Maximum Load Assortment Optimization: Approximation Algorithms and Adaptivity Gaps

TL;DR

This paper introduces the novel problem of Maximum Load Assortment Optimization, proposing approximation algorithms for static and dynamic settings, and analyzing the adaptivity gap with theoretical guarantees.

Contribution

It develops a PTAS for static optimization, a 1/2-approximate policy for static, and a 1/4-approximate policy for dynamic formulations, analyzing their effectiveness.

Findings

PTAS achieves near-optimal static solutions

Weight-ordered assortments provide 1/2-approximation

Adaptive policies can approach optimal load within 1-ps

Abstract

Motivated by modern-day applications such as Attended Home Delivery and Preference-based Group Scheduling, where decision makers wish to steer a large number of customers toward choosing the exact same alternative, we introduce a novel class of assortment optimization problems, referred to as Maximum Load Assortment Optimization.

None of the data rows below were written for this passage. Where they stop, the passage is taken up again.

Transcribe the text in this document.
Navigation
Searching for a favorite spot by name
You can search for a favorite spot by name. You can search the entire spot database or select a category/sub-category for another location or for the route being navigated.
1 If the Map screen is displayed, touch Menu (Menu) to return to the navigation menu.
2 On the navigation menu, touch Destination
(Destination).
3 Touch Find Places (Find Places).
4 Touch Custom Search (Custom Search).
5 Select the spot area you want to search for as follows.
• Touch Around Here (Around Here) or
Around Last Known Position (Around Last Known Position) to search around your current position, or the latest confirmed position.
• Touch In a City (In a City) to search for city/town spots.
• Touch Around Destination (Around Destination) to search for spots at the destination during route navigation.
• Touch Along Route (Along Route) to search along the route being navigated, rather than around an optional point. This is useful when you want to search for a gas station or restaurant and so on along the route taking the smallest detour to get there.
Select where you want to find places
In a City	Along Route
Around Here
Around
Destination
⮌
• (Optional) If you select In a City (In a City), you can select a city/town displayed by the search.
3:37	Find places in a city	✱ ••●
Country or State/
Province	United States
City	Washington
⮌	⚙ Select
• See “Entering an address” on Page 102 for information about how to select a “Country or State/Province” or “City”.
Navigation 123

In such settings, given a universe of substitutable products, we are facing a stream of customers, each choosing between either selecting a product out of an offered assortment or opting to leave without making a selection. Assuming that these decisions are governed by the Multinomial Logit choice model, we define the random load of any underlying product as the total number of customers who select it. Our objective is to offer an assortment of products to each customer so that the expected maximum load across all products is maximized. We consider both static and dynamic formulations. In the static setting, a single offer set is carried throughout the entire process of customer arrivals, whereas in the dynamic setting, the decision maker offers a personalized assortment to each customer, based on the entire information available at that time. The main contribution of this paper resides in proposing efficient algorithmic approaches for computing near-optimal static and dynamic assortment policies. In particular, we develop a polynomial-time approximation scheme (PTAS) for the static formulation. Additionally, we demonstrate that an elegant policy utilizing weight-ordered assortments yields a 1/2- approximation. Concurrently, we prove that such policies are sufficiently strong to provide a 1/4-approximation with respect to the dynamic formulation, establishing a constant-factor bound on its adaptivity gap. Finally, we design an adaptive policy whose expected maximum load is within factor 1-\eps of optimal, admitting a quasi-polynomial time implementation.